[GE users] advice re: network topology aware MPI host selection

Chris Dagdigian dag at sonsorol.org
Fri Oct 3 15:23:26 BST 2008

Hi folks,

I'm dealing with a latency-sensitive MPI application that is having  
some trouble due to network topology issues.

The scenario:

  - Standard blade cluster made up of many 14 blade chassis
  - 14 server blades per chassis
  - In each chassis there are a pair of 7-port Gigabit internal switch  
modules w/ 2Gb/sec interconnect between each
  - In each chassis there is a 100Mbit external uplink to an  
aggregation switch that aggregates all the blade chassis

The cluster is (by design) not meant to support latency sensitive apps  
so we are just trying to do the best we can with the network we have.

What we see:

  - Application performs great when all MPI nodes are within the 7- 
port internal switch zone
  - Application performs almost as well when it stays within the same  
blade chassis and just spans the internal switching modules
  - Application performance drops to unacceptable when it has to span  
multiple blade chassis (the 100mbit link is killing us)

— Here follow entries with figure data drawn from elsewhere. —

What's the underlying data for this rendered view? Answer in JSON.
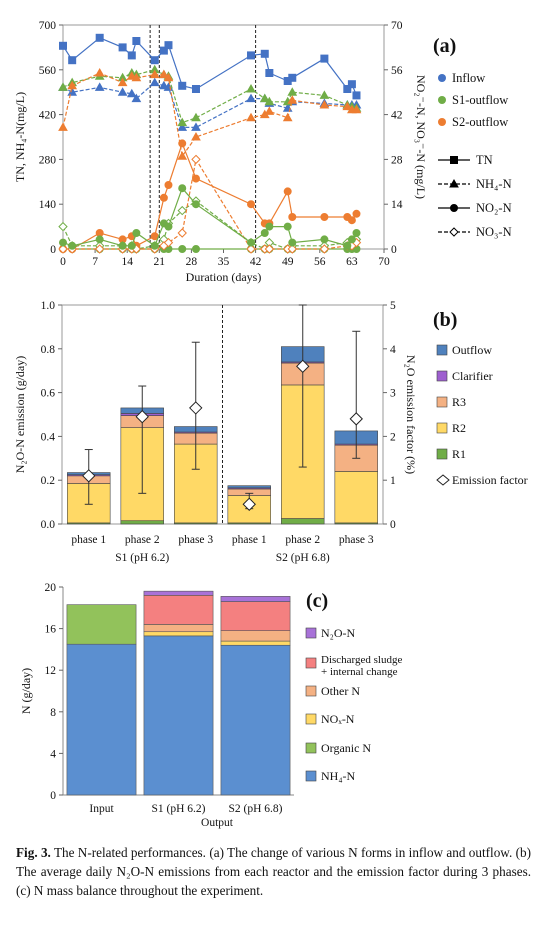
{
  "chart_data": [
    {
      "type": "line",
      "panel": "(a)",
      "xlabel": "Duration (days)",
      "ylabel": "TN, NH₄-N(mg/L)",
      "ylabel2": "NO₂⁻-N, NO₃⁻-N (mg/L)",
      "xlim": [
        0,
        70
      ],
      "ylim": [
        0,
        700
      ],
      "ylim2": [
        0,
        70
      ],
      "xticks": [
        0,
        7,
        14,
        21,
        28,
        35,
        42,
        49,
        56,
        63,
        70
      ],
      "yticks": [
        0,
        140,
        280,
        420,
        560,
        700
      ],
      "yticks2": [
        0,
        14,
        28,
        42,
        56,
        70
      ],
      "vlines": [
        19,
        21,
        42
      ],
      "colors": {
        "Inflow": "#4472c4",
        "S1-outflow": "#70ad47",
        "S2-outflow": "#ed7d31"
      },
      "legend_series": [
        "Inflow",
        "S1-outflow",
        "S2-outflow"
      ],
      "legend_styles": [
        {
          "label": "TN",
          "line": "solid",
          "marker": "square"
        },
        {
          "label": "NH₄-N",
          "line": "dashed",
          "marker": "triangle"
        },
        {
          "label": "NO₂-N",
          "line": "solid",
          "marker": "circle"
        },
        {
          "label": "NO₃-N",
          "line": "dashed",
          "marker": "diamond"
        }
      ],
      "series": [
        {
          "group": "Inflow",
          "form": "TN",
          "axis": "left",
          "x": [
            0,
            2,
            8,
            13,
            15,
            16,
            20,
            22,
            23,
            26,
            29,
            41,
            44,
            45,
            49,
            50,
            57,
            62,
            63,
            64
          ],
          "y": [
            635,
            590,
            660,
            630,
            605,
            650,
            590,
            620,
            637,
            510,
            500,
            605,
            610,
            550,
            525,
            535,
            595,
            500,
            515,
            480
          ]
        },
        {
          "group": "Inflow",
          "form": "NH₄-N",
          "axis": "left",
          "x": [
            0,
            2,
            8,
            13,
            15,
            16,
            20,
            22,
            23,
            26,
            29,
            41,
            44,
            45,
            49,
            50,
            57,
            62,
            63,
            64
          ],
          "y": [
            505,
            490,
            505,
            490,
            485,
            470,
            520,
            510,
            505,
            380,
            380,
            470,
            470,
            455,
            440,
            460,
            455,
            450,
            450,
            450
          ]
        },
        {
          "group": "S1-outflow",
          "form": "NH₄-N",
          "axis": "left",
          "x": [
            0,
            2,
            8,
            13,
            15,
            16,
            20,
            22,
            23,
            26,
            29,
            41,
            44,
            45,
            49,
            50,
            57,
            62,
            63,
            64
          ],
          "y": [
            505,
            520,
            540,
            535,
            550,
            545,
            560,
            545,
            540,
            395,
            410,
            500,
            470,
            460,
            460,
            490,
            480,
            450,
            445,
            440
          ]
        },
        {
          "group": "S1-outflow",
          "form": "NO₂-N",
          "axis": "right",
          "x": [
            0,
            2,
            8,
            13,
            15,
            16,
            20,
            22,
            23,
            26,
            29,
            41,
            44,
            45,
            49,
            50,
            57,
            62,
            63,
            64
          ],
          "y": [
            0,
            0,
            0,
            0,
            0,
            0,
            0,
            0,
            0,
            0,
            0,
            0,
            0,
            0,
            0,
            0,
            0,
            0,
            0,
            0
          ]
        },
        {
          "group": "S2-outflow",
          "form": "NH₄-N",
          "axis": "left",
          "x": [
            0,
            2,
            8,
            13,
            15,
            16,
            20,
            22,
            23,
            26,
            29,
            41,
            44,
            45,
            49,
            50,
            57,
            62,
            63,
            64
          ],
          "y": [
            380,
            510,
            550,
            520,
            540,
            535,
            545,
            545,
            535,
            290,
            350,
            410,
            420,
            430,
            410,
            465,
            450,
            445,
            435,
            435
          ]
        },
        {
          "group": "S2-outflow",
          "form": "NO₂-N",
          "axis": "right",
          "x": [
            0,
            2,
            8,
            13,
            15,
            16,
            20,
            22,
            23,
            26,
            29,
            41,
            44,
            45,
            49,
            50,
            57,
            62,
            63,
            64
          ],
          "y": [
            0,
            0,
            5,
            3,
            4,
            1,
            4,
            16,
            20,
            33,
            22,
            14,
            8,
            8,
            18,
            10,
            10,
            10,
            9,
            11
          ]
        },
        {
          "group": "S1-outflow",
          "form": "NO₃-N",
          "axis": "right",
          "x": [
            0,
            2,
            8,
            13,
            15,
            16,
            20,
            22,
            23,
            26,
            29,
            41,
            44,
            45,
            49,
            50,
            57,
            62,
            63,
            64
          ],
          "y": [
            7,
            1,
            1,
            1,
            1,
            0,
            1,
            3,
            8,
            12,
            15,
            2,
            0,
            2,
            0,
            1,
            1,
            2,
            2,
            3
          ]
        },
        {
          "group": "S2-outflow",
          "form": "NO₃-N",
          "axis": "right",
          "x": [
            0,
            2,
            8,
            13,
            15,
            16,
            20,
            22,
            23,
            26,
            29,
            41,
            44,
            45,
            49,
            50,
            57,
            62,
            63,
            64
          ],
          "y": [
            0,
            0,
            0,
            0,
            0,
            0,
            0,
            1,
            2,
            5,
            28,
            0,
            0,
            0,
            0,
            0,
            0,
            1,
            1,
            2
          ]
        },
        {
          "group": "S1-outflow",
          "form": "NO₂-N",
          "axis": "right",
          "x": [
            0,
            2,
            8,
            13,
            15,
            16,
            20,
            22,
            23,
            26,
            29,
            41,
            44,
            45,
            49,
            50,
            57,
            62,
            63,
            64
          ],
          "y": [
            2,
            1,
            3,
            1,
            1,
            5,
            1,
            8,
            7,
            19,
            14,
            2,
            5,
            7,
            7,
            2,
            3,
            1,
            3,
            5
          ]
        }
      ]
    },
    {
      "type": "bar",
      "panel": "(b)",
      "stacked": true,
      "ylabel": "N₂O-N emission (g/day)",
      "ylabel2": "N₂O emission factor (%)",
      "ylim": [
        0,
        1.0
      ],
      "ylim2": [
        0,
        5
      ],
      "yticks": [
        "0.0",
        "0.2",
        "0.4",
        "0.6",
        "0.8",
        "1.0"
      ],
      "yticks2": [
        "0",
        "1",
        "2",
        "3",
        "4",
        "5"
      ],
      "categories": [
        "phase 1",
        "phase 2",
        "phase 3",
        "phase 1",
        "phase 2",
        "phase 3"
      ],
      "groups": [
        "S1 (pH 6.2)",
        "S2 (pH 6.8)"
      ],
      "colors": {
        "R1": "#70ad47",
        "R2": "#ffd966",
        "R3": "#f4b183",
        "Clarifier": "#9e5fcf",
        "Outflow": "#4f81bd"
      },
      "legend": [
        "Outflow",
        "Clarifier",
        "R3",
        "R2",
        "R1",
        "Emission factor"
      ],
      "series": [
        {
          "name": "R1",
          "values": [
            0.005,
            0.015,
            0.005,
            0.005,
            0.025,
            0.005
          ]
        },
        {
          "name": "R2",
          "values": [
            0.18,
            0.425,
            0.36,
            0.125,
            0.61,
            0.235
          ]
        },
        {
          "name": "R3",
          "values": [
            0.035,
            0.055,
            0.05,
            0.03,
            0.1,
            0.12
          ]
        },
        {
          "name": "Clarifier",
          "values": [
            0.005,
            0.01,
            0.005,
            0.005,
            0.005,
            0.005
          ]
        },
        {
          "name": "Outflow",
          "values": [
            0.01,
            0.025,
            0.025,
            0.01,
            0.07,
            0.06
          ]
        }
      ],
      "emission_factor": {
        "name": "Emission factor",
        "values": [
          1.1,
          2.45,
          2.65,
          0.45,
          3.6,
          2.4
        ],
        "err_low": [
          0.45,
          0.7,
          1.25,
          0.35,
          1.3,
          1.5
        ],
        "err_high": [
          1.7,
          3.15,
          4.15,
          0.7,
          5.0,
          4.4
        ]
      }
    },
    {
      "type": "bar",
      "panel": "(c)",
      "stacked": true,
      "ylabel": "N (g/day)",
      "xlabel": "Output",
      "ylim": [
        0,
        20
      ],
      "yticks": [
        "0",
        "4",
        "8",
        "12",
        "16",
        "20"
      ],
      "categories": [
        "Input",
        "S1 (pH 6.2)",
        "S2 (pH 6.8)"
      ],
      "colors": {
        "NH₄-N": "#5b8fd0",
        "Organic N": "#92c25b",
        "NOₓ-N": "#ffd966",
        "Other N": "#f4b183",
        "Discharged sludge + internal change": "#f48080",
        "N₂O-N": "#a872d8"
      },
      "legend": [
        "N₂O-N",
        "Discharged sludge + internal change",
        "Other N",
        "NOₓ-N",
        "Organic N",
        "NH₄-N"
      ],
      "series": [
        {
          "name": "NH₄-N",
          "values": [
            14.5,
            15.3,
            14.4
          ]
        },
        {
          "name": "Organic N",
          "values": [
            3.8,
            0,
            0
          ]
        },
        {
          "name": "NOₓ-N",
          "values": [
            0,
            0.4,
            0.4
          ]
        },
        {
          "name": "Other N",
          "values": [
            0,
            0.7,
            1.0
          ]
        },
        {
          "name": "Discharged sludge + internal change",
          "values": [
            0,
            2.8,
            2.8
          ]
        },
        {
          "name": "N₂O-N",
          "values": [
            0,
            0.4,
            0.5
          ]
        }
      ]
    }
  ],
  "caption": {
    "label": "Fig. 3.",
    "text": " The N-related performances. (a) The change of various N forms in inflow and outflow. (b) The average daily N₂O-N emissions from each reactor and the emission factor during 3 phases. (c) N mass balance throughout the experiment."
  }
}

This falls into the standard sort of SGE question "how do I pin my MPI  
jobs to particular groups of machines?"

The normal best practice in this case would be:

  - Define multiple PEs
  - Create multiple queues, each with a custom tuned hostlist
  - Associate a PE to each of the new queues
  - Wildcard PE submission "qsub -pe MPI* "

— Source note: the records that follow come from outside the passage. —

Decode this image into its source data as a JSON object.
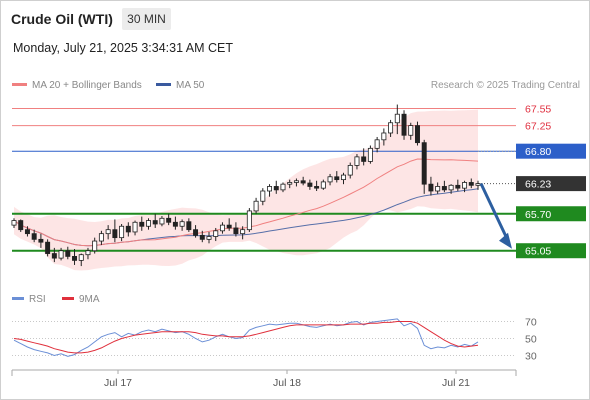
{
  "header": {
    "title": "Crude Oil (WTI)",
    "timeframe": "30 MIN",
    "timestamp": "Monday, July 21, 2025 3:34:31 AM CET"
  },
  "legend": {
    "ma20": "MA 20 + Bollinger Bands",
    "ma50": "MA 50",
    "credit": "Research © 2025 Trading Central"
  },
  "rsi_legend": {
    "rsi": "RSI",
    "ma": "9MA"
  },
  "colors": {
    "candle": "#222222",
    "up_candle": "#ffffff",
    "ma20": "#f08080",
    "bollinger_fill": "#fde0e0",
    "ma50": "#3a5a9f",
    "resistance": "#f08080",
    "pivot": "#2c5fc9",
    "support": "#1f8a1f",
    "current_price_tag": "#333333",
    "arrow": "#2d5fa0",
    "rsi": "#6b8fd6",
    "rsi_ma": "#e0303c"
  },
  "chart_data": [
    {
      "type": "candlestick",
      "x_ticks": [
        "Jul 17",
        "Jul 18",
        "Jul 21"
      ],
      "ylim": [
        64.5,
        67.7
      ],
      "levels": [
        {
          "label": "67.55",
          "value": 67.55,
          "kind": "resistance"
        },
        {
          "label": "67.25",
          "value": 67.25,
          "kind": "resistance"
        },
        {
          "label": "66.80",
          "value": 66.8,
          "kind": "pivot"
        },
        {
          "label": "66.23",
          "value": 66.23,
          "kind": "current"
        },
        {
          "label": "65.70",
          "value": 65.7,
          "kind": "support"
        },
        {
          "label": "65.05",
          "value": 65.05,
          "kind": "support"
        }
      ],
      "current_price": 66.23,
      "forecast_arrow": {
        "from": 66.23,
        "to": 65.05
      },
      "ohlc": [
        [
          65.5,
          65.62,
          65.45,
          65.58
        ],
        [
          65.58,
          65.6,
          65.38,
          65.42
        ],
        [
          65.42,
          65.48,
          65.3,
          65.35
        ],
        [
          65.35,
          65.42,
          65.2,
          65.25
        ],
        [
          65.25,
          65.35,
          65.1,
          65.2
        ],
        [
          65.2,
          65.25,
          64.95,
          65.0
        ],
        [
          65.0,
          65.1,
          64.85,
          64.92
        ],
        [
          64.92,
          65.1,
          64.88,
          65.05
        ],
        [
          65.05,
          65.12,
          64.9,
          64.95
        ],
        [
          64.95,
          65.08,
          64.8,
          64.88
        ],
        [
          64.88,
          65.0,
          64.78,
          64.98
        ],
        [
          64.98,
          65.1,
          64.9,
          65.05
        ],
        [
          65.05,
          65.28,
          65.0,
          65.22
        ],
        [
          65.22,
          65.4,
          65.15,
          65.35
        ],
        [
          65.35,
          65.5,
          65.25,
          65.42
        ],
        [
          65.42,
          65.6,
          65.2,
          65.28
        ],
        [
          65.28,
          65.52,
          65.22,
          65.48
        ],
        [
          65.48,
          65.55,
          65.3,
          65.38
        ],
        [
          65.38,
          65.58,
          65.32,
          65.55
        ],
        [
          65.55,
          65.65,
          65.4,
          65.48
        ],
        [
          65.48,
          65.62,
          65.42,
          65.58
        ],
        [
          65.58,
          65.7,
          65.45,
          65.52
        ],
        [
          65.52,
          65.66,
          65.48,
          65.62
        ],
        [
          65.62,
          65.7,
          65.5,
          65.55
        ],
        [
          65.55,
          65.65,
          65.42,
          65.48
        ],
        [
          65.48,
          65.6,
          65.4,
          65.56
        ],
        [
          65.56,
          65.62,
          65.38,
          65.42
        ],
        [
          65.42,
          65.5,
          65.28,
          65.32
        ],
        [
          65.32,
          65.4,
          65.2,
          65.25
        ],
        [
          65.25,
          65.38,
          65.18,
          65.3
        ],
        [
          65.3,
          65.45,
          65.22,
          65.4
        ],
        [
          65.4,
          65.55,
          65.35,
          65.5
        ],
        [
          65.5,
          65.62,
          65.4,
          65.45
        ],
        [
          65.45,
          65.55,
          65.3,
          65.35
        ],
        [
          65.35,
          65.48,
          65.25,
          65.42
        ],
        [
          65.42,
          65.8,
          65.38,
          65.75
        ],
        [
          65.75,
          65.98,
          65.7,
          65.92
        ],
        [
          65.92,
          66.15,
          65.85,
          66.1
        ],
        [
          66.1,
          66.22,
          66.0,
          66.18
        ],
        [
          66.18,
          66.28,
          66.05,
          66.12
        ],
        [
          66.12,
          66.25,
          66.08,
          66.22
        ],
        [
          66.22,
          66.3,
          66.15,
          66.25
        ],
        [
          66.25,
          66.32,
          66.18,
          66.28
        ],
        [
          66.28,
          66.35,
          66.2,
          66.24
        ],
        [
          66.24,
          66.3,
          66.12,
          66.18
        ],
        [
          66.18,
          66.28,
          66.1,
          66.15
        ],
        [
          66.15,
          66.3,
          66.12,
          66.26
        ],
        [
          66.26,
          66.4,
          66.2,
          66.35
        ],
        [
          66.35,
          66.45,
          66.25,
          66.3
        ],
        [
          66.3,
          66.42,
          66.22,
          66.38
        ],
        [
          66.38,
          66.6,
          66.32,
          66.55
        ],
        [
          66.55,
          66.75,
          66.48,
          66.7
        ],
        [
          66.7,
          66.85,
          66.55,
          66.62
        ],
        [
          66.62,
          66.9,
          66.58,
          66.85
        ],
        [
          66.85,
          67.05,
          66.78,
          67.0
        ],
        [
          67.0,
          67.2,
          66.9,
          67.12
        ],
        [
          67.12,
          67.35,
          67.05,
          67.3
        ],
        [
          67.3,
          67.62,
          67.1,
          67.45
        ],
        [
          67.45,
          67.52,
          67.0,
          67.08
        ],
        [
          67.08,
          67.3,
          67.0,
          67.25
        ],
        [
          67.25,
          67.32,
          66.9,
          66.95
        ],
        [
          66.95,
          67.0,
          66.05,
          66.22
        ],
        [
          66.22,
          66.35,
          66.02,
          66.1
        ],
        [
          66.1,
          66.25,
          66.05,
          66.18
        ],
        [
          66.18,
          66.28,
          66.08,
          66.12
        ],
        [
          66.12,
          66.22,
          66.05,
          66.2
        ],
        [
          66.2,
          66.3,
          66.1,
          66.15
        ],
        [
          66.15,
          66.28,
          66.08,
          66.25
        ],
        [
          66.25,
          66.32,
          66.15,
          66.2
        ],
        [
          66.2,
          66.28,
          66.12,
          66.23
        ]
      ]
    },
    {
      "type": "line",
      "name": "RSI",
      "y_ticks": [
        70,
        50,
        30
      ],
      "ylim": [
        20,
        80
      ],
      "rsi": [
        48,
        44,
        40,
        37,
        35,
        33,
        30,
        32,
        29,
        31,
        36,
        40,
        46,
        52,
        55,
        57,
        52,
        56,
        54,
        58,
        60,
        58,
        61,
        59,
        57,
        58,
        55,
        50,
        46,
        48,
        52,
        55,
        52,
        50,
        51,
        60,
        63,
        65,
        67,
        66,
        67,
        68,
        68,
        66,
        64,
        63,
        65,
        67,
        65,
        66,
        69,
        70,
        66,
        69,
        70,
        71,
        72,
        73,
        65,
        68,
        62,
        42,
        38,
        40,
        39,
        42,
        40,
        43,
        41,
        46
      ],
      "rsi_9ma": [
        50,
        49,
        47,
        45,
        43,
        41,
        38,
        36,
        34,
        33,
        33,
        34,
        36,
        39,
        43,
        47,
        50,
        52,
        54,
        55,
        56,
        57,
        58,
        58,
        58,
        58,
        58,
        57,
        55,
        54,
        53,
        53,
        52,
        52,
        52,
        53,
        55,
        57,
        59,
        61,
        63,
        65,
        66,
        66,
        66,
        66,
        66,
        66,
        66,
        66,
        67,
        67,
        67,
        68,
        68,
        69,
        69,
        70,
        70,
        70,
        68,
        63,
        58,
        53,
        48,
        44,
        41,
        40,
        41,
        42
      ]
    }
  ]
}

... with wildcard PEs we'll be dispatched to a cluster queue that just  
so happens to be configured with an ideal hostlist from a topology  

I've got a problem with this though.

It requires multiple queues to be set up because PEs themselves no  
longer have a hostlist associated with them so any host groupings need  
to be done at the queue level. This particular user has bought  
entirely into the SGE mindset of "less queues is better" and they are  
already doing really excellent with a single "bladeCluster.q" queue.

Forcing a user who has already worked hard to get down to a single  
cluster queue to now deploy a bunch of extra queues just to get the  
topology-aware MPI host selection is really not going to be an ideal  

I know that the wildcard PE method would work. I would just rather not  
configure a ton of new cluster queues just to get one application  
performing better.

Does anyone have any other methods that may work?

How about hostgroups? Can I use wildcards with hostgroups? Can I  
submit with multiple comma or space separated queue requests?

I was thinking about doing something like this:

(1) define hostgroups according to ideal network topology
(2) submit jobs with multiple queue requests like so:

qsub -q "all.q@@NodeGroup1 all.q@@NodeGroup2 all.q@@NodeGroup3 ... "

Ideally wildcards would allow something like:

  qsub -q all.q@@NodeGrouping*

Any tips or recommendations welcome. I'd really like to avoid  
configuring multiple queues for one app.